Symmetry Principle: If a lamina of constant mass density is symmetric with respect to a given line, then the center of mass (centroid) lies on that line.

Historical Perspective

We take it for granted that physical laws are best expressed as mathematical relationships. Think of \(F = ma\) or the universal law of gravitation. However, the fundamental insight that mathematics could be used to formulate laws of nature (and not just for counting or measuring) developed gradually, beginning with the philosophers of ancient Greece and culminating some 2000 years later in the discoveries of Galileo and Newton.

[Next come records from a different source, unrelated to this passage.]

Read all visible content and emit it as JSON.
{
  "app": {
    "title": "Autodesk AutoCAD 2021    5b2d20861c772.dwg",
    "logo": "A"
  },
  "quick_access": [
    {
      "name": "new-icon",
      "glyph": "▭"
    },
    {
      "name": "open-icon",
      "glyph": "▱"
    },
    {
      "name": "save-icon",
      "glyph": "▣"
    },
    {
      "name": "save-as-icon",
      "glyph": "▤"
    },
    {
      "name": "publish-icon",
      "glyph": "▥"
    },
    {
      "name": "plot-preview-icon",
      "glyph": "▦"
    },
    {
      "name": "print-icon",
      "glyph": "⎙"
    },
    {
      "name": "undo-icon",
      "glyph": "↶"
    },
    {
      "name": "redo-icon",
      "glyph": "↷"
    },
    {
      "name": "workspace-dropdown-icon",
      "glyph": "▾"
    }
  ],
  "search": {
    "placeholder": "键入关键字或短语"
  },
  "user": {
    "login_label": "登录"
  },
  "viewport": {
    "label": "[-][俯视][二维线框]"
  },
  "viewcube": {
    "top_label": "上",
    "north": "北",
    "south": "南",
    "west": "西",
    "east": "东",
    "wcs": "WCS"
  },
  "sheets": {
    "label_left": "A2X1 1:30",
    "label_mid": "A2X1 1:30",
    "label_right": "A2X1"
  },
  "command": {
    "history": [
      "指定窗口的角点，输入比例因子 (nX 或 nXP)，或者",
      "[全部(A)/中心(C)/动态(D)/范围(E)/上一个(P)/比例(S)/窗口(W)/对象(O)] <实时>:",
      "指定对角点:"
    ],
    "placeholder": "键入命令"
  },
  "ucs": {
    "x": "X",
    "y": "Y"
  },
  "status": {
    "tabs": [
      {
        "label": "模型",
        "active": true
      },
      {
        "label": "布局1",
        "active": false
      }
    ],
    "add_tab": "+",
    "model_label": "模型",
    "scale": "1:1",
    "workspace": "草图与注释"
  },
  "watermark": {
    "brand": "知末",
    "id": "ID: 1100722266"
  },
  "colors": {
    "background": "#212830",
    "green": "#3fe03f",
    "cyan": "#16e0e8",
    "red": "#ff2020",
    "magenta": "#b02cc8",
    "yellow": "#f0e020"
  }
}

Archimedes (287-212 BCE) was one of the first scientists (perhaps the first) to formulate a precise physical law. Concerning the principle of the lever, Archimedes wrote, “Commensurable magnitudes balance at distances reciprocally proportional to their weight.” In other words, if weights of mass \(m_1\) and \(m_2\) are placed on a weightless lever at distances \(L_1\) and \(L_2\) from the fulcrum \(P\) (Figure 8.32), then the lever will balance if \(m_1/m_2=L_2/L_1\), or \[ \boxed{\bbox[#FAF8ED,5pt]{ m_1 L_1 = m_2 L_2 }} \]

Figure 8.32: Archimedes' Law of the Lever: \(\displaystyle m_1 L_1 = m_2 L_2\)

In our terminology, what Archimedes had discovered was the center of mass \(P\) of the system of weights (see Exercises 41 and 42).